Catalase plays a key role in salt stress acclimation induced by hydrogen peroxide pretreatment in maize

Pretreatment in plants is recognized as a valuable strategy to stimulate plant defenses, leading to better plant development. This study evaluated the effects of H2O2 leaf spraying pretreatment on plant growth and investigated the antioxidative mechanisms involved in the response of maize plants to salt stress. It was found that salinity reduced maize seedling growth when compared to control conditions, and H2O2 foliar spraying was effective in minimizing this effect. Analysis of the antioxidative enzymes catalase (EC 1.11.1.6), guaiacol peroxidase (EC 1.11.1.7), ascorbate peroxidase (EC 1.11.1.1) and superoxide dismutase (EC 1.15.1.1) revealed that H2O2 spraying increased antioxidant enzyme activities. Catalase (CAT) was the most responsive of these enzymes to H2O2, with higher activity early (48 h) in the treatment, while guaiacol peroxidase (GPX) and ascorbate peroxidase (APX) were responsive only at later stages (240 h) of treatment. Increased CAT activity appears linked to gene expression regulation. Lower malondialdehyde levels were detected in plants with higher CAT activity, which may result from the protective function of this enzyme. Overall, we can conclude that pretreatment with H2O2 leaf spraying was able to reduce the deleterious effects of salinity on seedling growth and lipid peroxidation. These responses could be attributed to the ability of H2O2 to induce antioxidant defenses, especially CAT activity.

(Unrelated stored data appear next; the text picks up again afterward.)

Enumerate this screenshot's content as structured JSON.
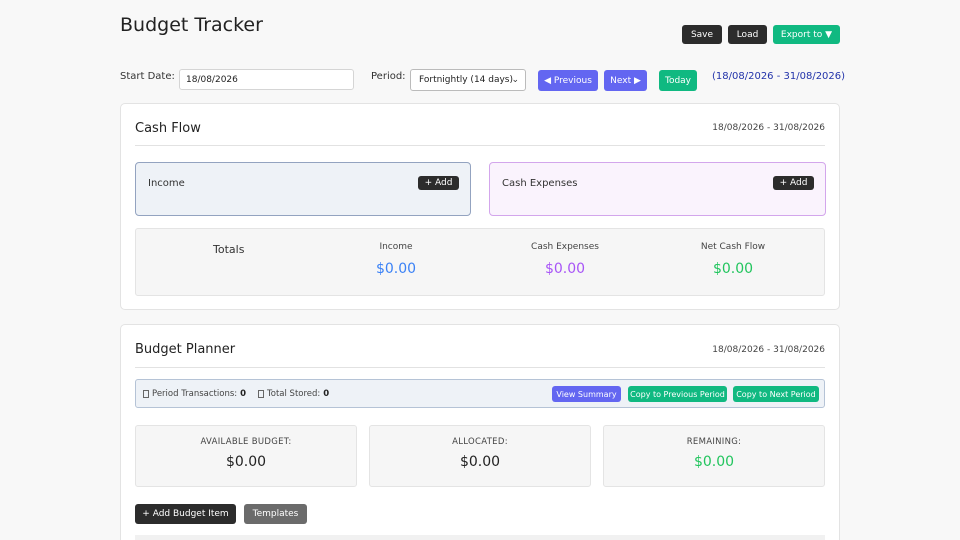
{
  "header": {
    "title": "Budget Tracker",
    "save_label": "Save",
    "load_label": "Load",
    "export_label": "Export to ▼"
  },
  "controls": {
    "start_date_label": "Start Date:",
    "start_date_value": "18/08/2026",
    "period_label": "Period:",
    "period_value": "Fortnightly (14 days)",
    "previous_label": "◀ Previous",
    "next_label": "Next ▶",
    "today_label": "Today",
    "range_text": "(18/08/2026 - 31/08/2026)"
  },
  "cash_flow": {
    "title": "Cash Flow",
    "date_range": "18/08/2026 - 31/08/2026",
    "income_label": "Income",
    "income_add": "+ Add",
    "expenses_label": "Cash Expenses",
    "expenses_add": "+ Add",
    "totals_label": "Totals",
    "income_head": "Income",
    "income_total": "$0.00",
    "expenses_head": "Cash Expenses",
    "expenses_total": "$0.00",
    "net_head": "Net Cash Flow",
    "net_total": "$0.00"
  },
  "budget_planner": {
    "title": "Budget Planner",
    "date_range": "18/08/2026 - 31/08/2026",
    "period_tx_label": "Period Transactions:",
    "period_tx_count": "0",
    "total_stored_label": "Total Stored:",
    "total_stored_count": "0",
    "view_summary": "View Summary",
    "copy_prev": "Copy to Previous Period",
    "copy_next": "Copy to Next Period",
    "available_label": "AVAILABLE BUDGET:",
    "available_value": "$0.00",
    "allocated_label": "ALLOCATED:",
    "allocated_value": "$0.00",
    "remaining_label": "REMAINING:",
    "remaining_value": "$0.00",
    "add_item": "+ Add Budget Item",
    "templates": "Templates"
  },
  "colors": {
    "income_blue": "#3b82f6",
    "expense_purple": "#a855f7",
    "positive_green": "#22c55e",
    "button_dark": "#2c2c2c",
    "button_green": "#10b981",
    "button_purple": "#6366f1"
  }
}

► H2O2 leaf spraying was effective in minimizing the salt stress negative effects.
► H2O2 leaf spraying stimulated the antioxidant enzymatic system.
► CAT was the main enzyme responsive to H2O2 even under high saline conditions.
► CAT transcript levels were increased in H2O2 treated plants.
► The highest MDA levels were found in plants with lower CAT activity.